Siamo ufficialmente entrati nel variopinto periodo di Carnevale, celebrazione di maschere, colori, coriandoli, ma anche del gusto. E a Napoli non possono aprirsi i festeggiamenti senza il delizioso connubio di chiacchiere e sanguinaccio.
Il sanguinaccio di Carnevale, dolce tipico partenopeo facente parte di una tradizione molto antica, come indica il nome, originariamente veniva preparato con il sangue del maiale che, raccolto durante la macellazione, doveva essere continuamente mescolato per evitarne la coagulazione.
Successivamente veniva filtrato, assieme al mosto cotto e portato ad ebollizione in pentoloni di rame su fuochi a legna. Una volta raggiunta la consistenza giusta, tale da renderlo come una crema spalmabile, si aggiungevano, poi, caffè, cacao, cannella, chiodi di garofano, uva passa e altre spezie oltre ad una buona quantità di zucchero per addolcire il tutto.
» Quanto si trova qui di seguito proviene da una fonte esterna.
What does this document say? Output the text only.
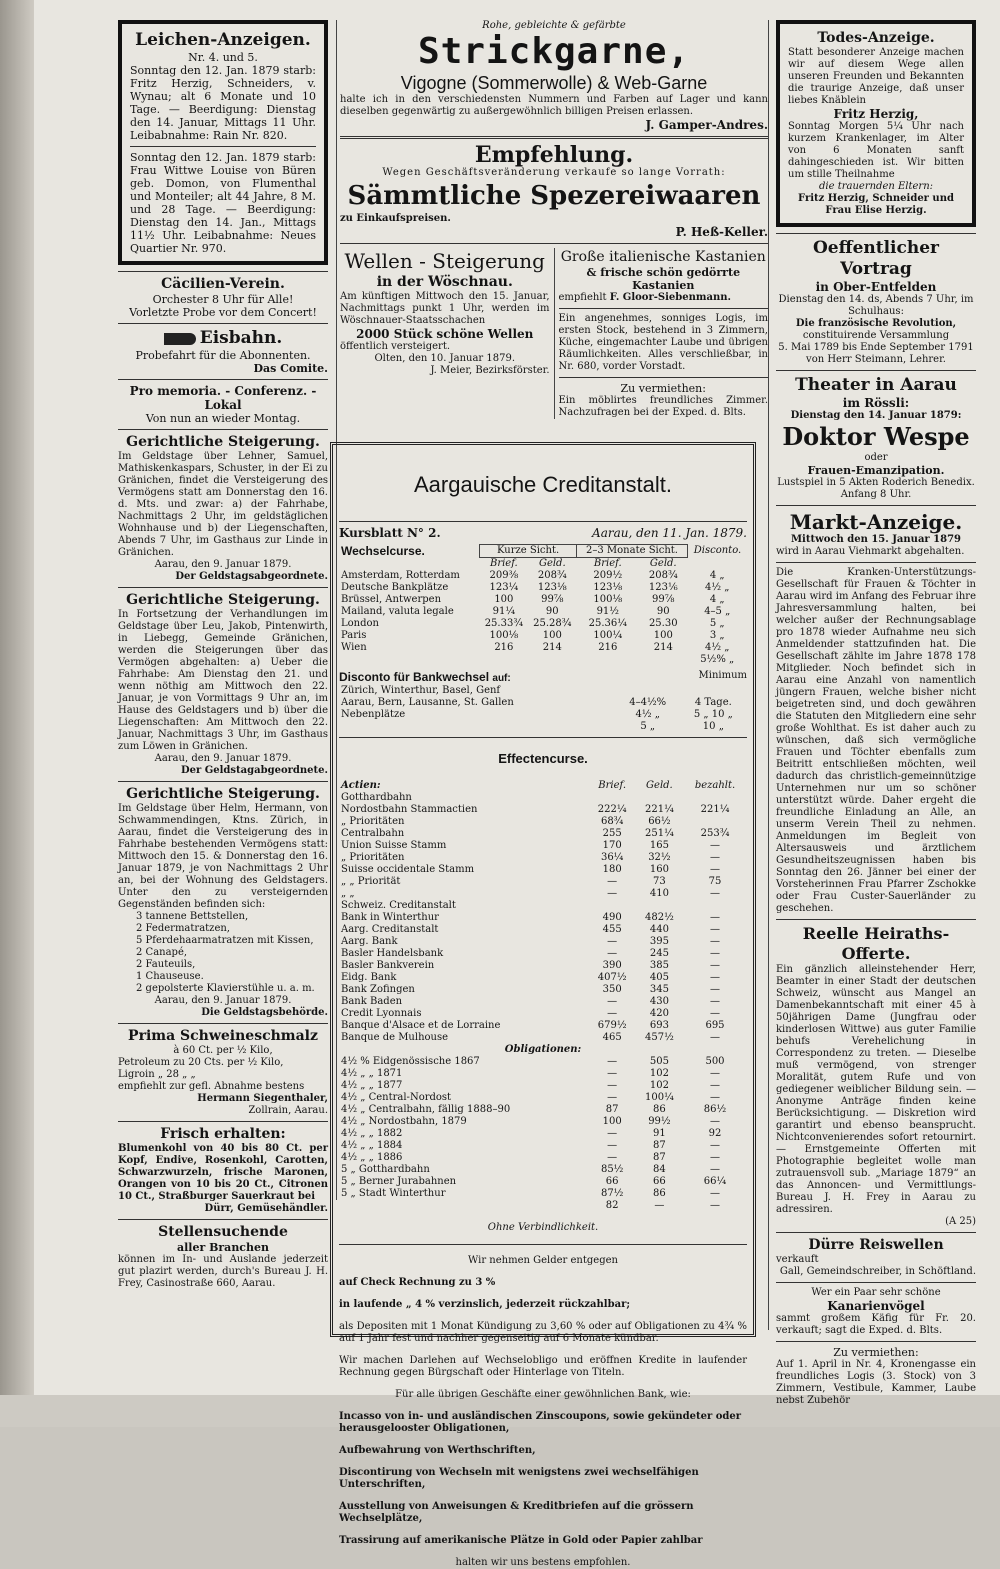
Leichen-Anzeigen.

Nr. 4. und 5.

Sonntag den 12. Jan. 1879 starb: Fritz Herzig, Schneiders, v. Wynau; alt 6 Monate und 10 Tage. — Beerdigung: Dienstag den 14. Januar, Mittags 11 Uhr. Leibabnahme: Rain Nr. 820.

Sonntag den 12. Jan. 1879 starb: Frau Wittwe Louise von Büren geb. Domon, von Flumenthal und Monteiler; alt 44 Jahre, 8 M. und 28 Tage. — Beerdigung: Dienstag den 14. Jan., Mittags 11½ Uhr. Leibabnahme: Neues Quartier Nr. 970.

Cäcilien-Verein.

Orchester 8 Uhr für Alle!

Vorletzte Probe vor dem Concert!

Eisbahn.

Probefahrt für die Abonnenten.

Das Comite.

Pro memoria. - Conferenz. - Lokal

Von nun an wieder Montag.

Gerichtliche Steigerung.

Im Geldstage über Lehner, Samuel, Mathiskenkaspars, Schuster, in der Ei zu Gränichen, findet die Versteigerung des Vermögens statt am Donnerstag den 16. d. Mts. und zwar: a) der Fahrhabe, Nachmittags 2 Uhr, im geldstäglichen Wohnhause und b) der Liegenschaften, Abends 7 Uhr, im Gasthaus zur Linde in Gränichen.

Aarau, den 9. Januar 1879.

Der Geldstagsabgeordnete.

Gerichtliche Steigerung.

In Fortsetzung der Verhandlungen im Geldstage über Leu, Jakob, Pintenwirth, in Liebegg, Gemeinde Gränichen, werden die Steigerungen über das Vermögen abgehalten: a) Ueber die Fahrhabe: Am Dienstag den 21. und wenn nöthig am Mittwoch den 22. Januar, je von Vormittags 9 Uhr an, im Hause des Geldstagers und b) über die Liegenschaften: Am Mittwoch den 22. Januar, Nachmittags 3 Uhr, im Gasthaus zum Löwen in Gränichen.

Aarau, den 9. Januar 1879.

Der Geldstagabgeordnete.

Gerichtliche Steigerung.

Im Geldstage über Helm, Hermann, von Schwammendingen, Ktns. Zürich, in Aarau, findet die Versteigerung des in Fahrhabe bestehenden Vermögens statt: Mittwoch den 15. & Donnerstag den 16. Januar 1879, je von Nachmittags 2 Uhr an, bei der Wohnung des Geldstagers. Unter den zu versteigernden Gegenständen befinden sich:

3 tannene Bettstellen,

2 Federmatratzen,

5 Pferdehaarmatratzen mit Kissen,

2 Canapé,

2 Fauteuils,

1 Chauseuse.

2 gepolsterte Klavierstühle u. a. m.

Aarau, den 9. Januar 1879.

Die Geldstagsbehörde.

Prima Schweineschmalz

à 60 Ct. per ½ Kilo,

Petroleum zu 20 Cts. per ½ Kilo,

Ligroin „ 28 „ „

empfiehlt zur gefl. Abnahme bestens

Hermann Siegenthaler,

Zollrain, Aarau.

Frisch erhalten:

Blumenkohl von 40 bis 80 Ct. per Kopf, Endive, Rosenkohl, Carotten, Schwarzwurzeln, frische Maronen, Orangen von 10 bis 20 Ct., Citronen 10 Ct., Straßburger Sauerkraut bei

Dürr, Gemüsehändler.

Stellensuchende

aller Branchen

können im In- und Auslande jederzeit gut plazirt werden, durch's Bureau J. H. Frey, Casinostraße 660, Aarau.

Rohe, gebleichte & gefärbte

Strickgarne,

Vigogne (Sommerwolle) & Web-Garne

halte ich in den verschiedensten Nummern und Farben auf Lager und kann dieselben gegenwärtig zu außergewöhnlich billigen Preisen erlassen.

J. Gamper-Andres.

Empfehlung.

Wegen Geschäftsveränderung verkaufe so lange Vorrath:

Sämmtliche Spezereiwaaren

zu Einkaufspreisen.

P. Heß-Keller.

Wellen - Steigerung

in der Wöschnau.

Am künftigen Mittwoch den 15. Januar, Nachmittags punkt 1 Uhr, werden im Wöschnauer-Staatsschachen

2000 Stück schöne Wellen

öffentlich versteigert.

Olten, den 10. Januar 1879.

J. Meier, Bezirksförster.

Große italienische Kastanien

& frische schön gedörrte Kastanien

empfiehlt F. Gloor-Siebenmann.

Ein angenehmes, sonniges Logis, im ersten Stock, bestehend in 3 Zimmern, Küche, eingemachter Laube und übrigen Räumlichkeiten. Alles verschließbar, in Nr. 680, vorder Vorstadt.

Zu vermiethen:

Ein möblirtes freundliches Zimmer. Nachzufragen bei der Exped. d. Blts.

Aargauische Creditanstalt.

Kursblatt N° 2.	Aarau, den 11. Jan. 1879.
Wechselcurse.	Kurze Sicht.		2–3 Monate Sicht.		Disconto.
	Brief.	Geld.	Brief.	Geld.	
Amsterdam, Rotterdam	209⅜	208¾	209½	208¾	4 „
Deutsche Bankplätze	123¼	123⅛	123⅛	123⅙	4½ „
Brüssel, Antwerpen	100	99⅞	100⅛	99⅞	4 „
Mailand, valuta legale	91¼	90	91½	90	4–5 „
London	25.33¾	25.28¾	25.36¼	25.30	5 „
Paris	100⅛	100	100¼	100	3 „
Wien	216	214	216	214	4½ „
					5½% „
Disconto für Bankwechsel auf:	Minimum
Zürich, Winterthur, Basel, Genf		
Aarau, Bern, Lausanne, St. Gallen	4–4½%	4 Tage.
Nebenplätze	4½ „	5 „ 10 „
	5 „	10 „

Effectencurse.

Actien:	Brief.	Geld.	bezahlt.
Gotthardbahn			
Nordostbahn Stammactien	222¼	221¼	221¼
„ Prioritäten	68¾	66½	
Centralbahn	255	251¼	253¾
Union Suisse Stamm	170	165	—
„ Prioritäten	36¼	32½	—
Suisse occidentale Stamm	180	160	—
„ „ Priorität	—	73	75
„ „	—	410	—
Schweiz. Creditanstalt			
Bank in Winterthur	490	482½	—
Aarg. Creditanstalt	455	440	—
Aarg. Bank	—	395	—
Basler Handelsbank	—	245	—
Basler Bankverein	390	385	—
Eidg. Bank	407½	405	—
Bank Zofingen	350	345	—
Bank Baden	—	430	—
Credit Lyonnais	—	420	—
Banque d'Alsace et de Lorraine	679½	693	695
Banque de Mulhouse	465	457½	—
Obligationen:			
4½ % Eidgenössische 1867	—	505	500
4½ „ „ 1871	—	102	—
4½ „ „ 1877	—	102	—
4½ „ Central-Nordost	—	100¼	—
4½ „ Centralbahn, fällig 1888–90	87	86	86½
4½ „ Nordostbahn, 1879	100	99½	—
4½ „ „ 1882	—	91	92
4½ „ „ 1884	—	87	—
4½ „ „ 1886	—	87	—
5 „ Gotthardbahn	85½	84	—
5 „ Berner Jurabahnen	66	66	66¼
5 „ Stadt Winterthur	87½	86	—
	82	—	—

Ohne Verbindlichkeit.

Wir nehmen Gelder entgegen

auf Check Rechnung zu 3 %

in laufende „ 4 % verzinslich, jederzeit rückzahlbar;

als Depositen mit 1 Monat Kündigung zu 3,60 % oder auf Obligationen zu 4¾ % auf 1 Jahr fest und nachher gegenseitig auf 6 Monate kündbar.

Wir machen Darlehen auf Wechselobligo und eröffnen Kredite in laufender Rechnung gegen Bürgschaft oder Hinterlage von Titeln.

Für alle übrigen Geschäfte einer gewöhnlichen Bank, wie:

Incasso von in- und ausländischen Zinscoupons, sowie gekündeter oder herausgelooster Obligationen,

Aufbewahrung von Werthschriften,

Discontirung von Wechseln mit wenigstens zwei wechselfähigen Unterschriften,

Ausstellung von Anweisungen & Kreditbriefen auf die grössern Wechselplätze,

Trassirung auf amerikanische Plätze in Gold oder Papier zahlbar

halten wir uns bestens empfohlen.

Todes-Anzeige.

Statt besonderer Anzeige machen wir auf diesem Wege allen unseren Freunden und Bekannten die traurige Anzeige, daß unser liebes Knäblein

Fritz Herzig,

Sonntag Morgen 5¼ Uhr nach kurzem Krankenlager, im Alter von 6 Monaten sanft dahingeschieden ist. Wir bitten um stille Theilnahme

die trauernden Eltern:

Fritz Herzig, Schneider und Frau Elise Herzig.

Oeffentlicher Vortrag

in Ober-Entfelden

Dienstag den 14. ds, Abends 7 Uhr, im Schulhaus:

Die französische Revolution,

constituirende Versammlung

5. Mai 1789 bis Ende September 1791

von Herr Steimann, Lehrer.

Theater in Aarau

im Rössli:

Dienstag den 14. Januar 1879:

Doktor Wespe

oder

Frauen-Emanzipation.

Lustspiel in 5 Akten Roderich Benedix.

Anfang 8 Uhr.

Markt-Anzeige.

Mittwoch den 15. Januar 1879

wird in Aarau Viehmarkt abgehalten.

Die Kranken-Unterstützungs-Gesellschaft für Frauen & Töchter in Aarau wird im Anfang des Februar ihre Jahresversammlung halten, bei welcher außer der Rechnungsablage pro 1878 wieder Aufnahme neu sich Anmeldender stattzufinden hat. Die Gesellschaft zählte im Jahre 1878 178 Mitglieder. Noch befindet sich in Aarau eine Anzahl von namentlich jüngern Frauen, welche bisher nicht beigetreten sind, und doch gewähren die Statuten den Mitgliedern eine sehr große Wohlthat. Es ist daher auch zu wünschen, daß sich vermögliche Frauen und Töchter ebenfalls zum Beitritt entschließen möchten, weil dadurch das christlich-gemeinnützige Unternehmen nur um so schöner unterstützt würde. Daher ergeht die freundliche Einladung an Alle, an unserm Verein Theil zu nehmen. Anmeldungen im Begleit von Altersausweis und ärztlichem Gesundheitszeugnissen haben bis Sonntag den 26. Jänner bei einer der Vorsteherinnen Frau Pfarrer Zschokke oder Frau Custer-Sauerländer zu geschehen.

Reelle Heiraths-Offerte.

Ein gänzlich alleinstehender Herr, Beamter in einer Stadt der deutschen Schweiz, wünscht aus Mangel an Damenbekanntschaft mit einer 45 à 50jährigen Dame (Jungfrau oder kinderlosen Wittwe) aus guter Familie behufs Verehelichung in Correspondenz zu treten. — Dieselbe muß vermögend, von strenger Moralität, gutem Rufe und von gediegener weiblicher Bildung sein. — Anonyme Anträge finden keine Berücksichtigung. — Diskretion wird garantirt und ebenso beansprucht. Nichtconvenierendes sofort retournirt. — Ernstgemeinte Offerten mit Photographie begleitet wolle man zutrauensvoll sub. „Mariage 1879“ an das Annoncen- und Vermittlungs-Bureau J. H. Frey in Aarau zu adressiren.

(A 25)

Dürre Reiswellen

verkauft

Gall, Gemeindschreiber, in Schöftland.

Wer ein Paar sehr schöne

Kanarienvögel

sammt großem Käfig für Fr. 20. verkauft; sagt die Exped. d. Blts.

Zu vermiethen:

Auf 1. April in Nr. 4, Kronengasse ein freundliches Logis (3. Stock) von 3 Zimmern, Vestibule, Kammer, Laube nebst Zubehör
Le origini del sanguinaccio
Il periodo carnevalesco entra poco dopo l’Epifania, precisamente il 17 gennaio, giorno in cui si celebra Sant’Antonio Abate. Il santo anacoreta, vissuto in Egitto tra il III e il IV secolo, è sempre stato invocato per la guarigione dell’herpes zoster, il cosiddetto “fuoco di Sant’Antonio”, che in origine si curava con il grasso di maiale; motivo per cui il santo è sempre stato raffigurato tra le fiamme e con un maiale accanto.
L’uso del sangue di porco per la crema simbolo del Carnevale ha anche un’origine pagana: deriva, infatti, dalla tradizione medievale delle campagne, dove l’uccisione dei maiali si è sempre collocata tra i mesi di gennaio e febbraio, in cui i contadini potevano finalmente godere di cibi prelibati frutto di un duro lavoro.
Il ciclo di preparazione del maiale iniziava con il suo ingrassamento, proseguiva con la brutale uccisione e infine terminava con l’essiccamento.
Del maiale non si butta via niente
In effetti i napoletani hanno saputo sfruttare in cucina ogni parte dell’animale; una volta utilizzata la carne, le interiora e il grasso, restava il sangue, che a lungo è stato utilizzato per scopi terapeutici. Nei casi di carenza di ferro veniva dato alle donne durante il periodo mestruale o a chi soffriva di forte anemia. Dal 1992, poi, per motivi igienici, in Italia fu vietata la vendita e il suo utilizzo per scongiurare il pericolo di infezioni: il sangue, infatti, era considerando veicolo di malattie trasmissibili.
Non è stato però debellato completamente il suo utilizzo improprio, ancora oggi in alcune zone di campagna viene venduto non “ufficialmente” in negozi alimentari, ed è facilmente reperibile nei mercati di paese per consentire la preparazione del prodotto tipico con la sua ricetta originaria, tramandata di famiglia in famiglia.
Nonostante il sangue di maiale renda unico il sapore di questa golosissima crema al cioccolato, fortunatamente, l’arte dei pasticceri napoletani è stata in grado di trovare una valida alternativa a questo ingrediente, conservando il suo inconfondibile gusto, raggiungendo l’acidità perfetta grazie all’aggiunta del cedro.